Matrix for $T$ w.r.t. $B_V,B_W$: $\begin{bmatrix} a_{11}&\cdots&a_{1n}\\ \vdots&\vdots&\vdots\\ a_{m1}&\cdots&a_{mn} \end{bmatrix}$

Change of basis

• Basis for $V$: $B'_V=\{v'_1,\ldots,v'_n\}$, Basis for $W$: $B'_W=\{w'_1,\ldots,w'_m\}$

view as composition

$I(B_W\to B'_W)\ T(B_V\to B_W)\ I(B'_V\to B_V)$

Matrix: (matrix for $I$ in W) (matrix for $T$) (matrix for $I$ in V)

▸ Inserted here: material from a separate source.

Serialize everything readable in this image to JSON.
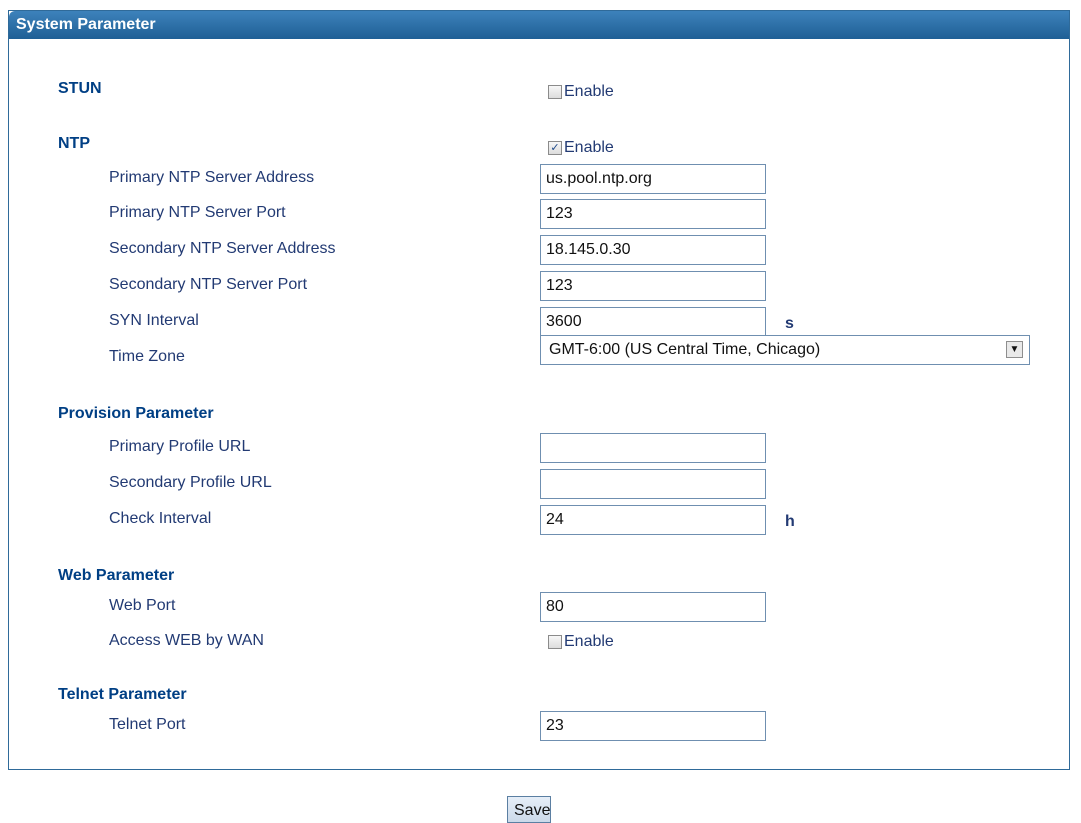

## Change of basis for operators

$T:V\to V$, linear operator

• Input basis: $B_V=\{v_1,\ldots,v_n\}$, Output basis: $B_V=\{v_1,\ldots,v_n\}$

Matrix for $T$: $A=\begin{bmatrix} a_{11}&\cdots&a_{1n}\\ \vdots&\vdots&\vdots\\ a_{n1}&\cdots&a_{nn} \end{bmatrix}$

change of basis

• Input basis: $B'_V=\{v'_1,\ldots,v'_n\}$, Output basis: $B'_V=\{v'_1,\ldots,v'_n\}$

Matrix for $T$: $S\ A\ S^{-1}$

similarity transform

$S$: any invertible matrix

$SAS^{-1}$: represents change of basis to $\{$columns of $S\}$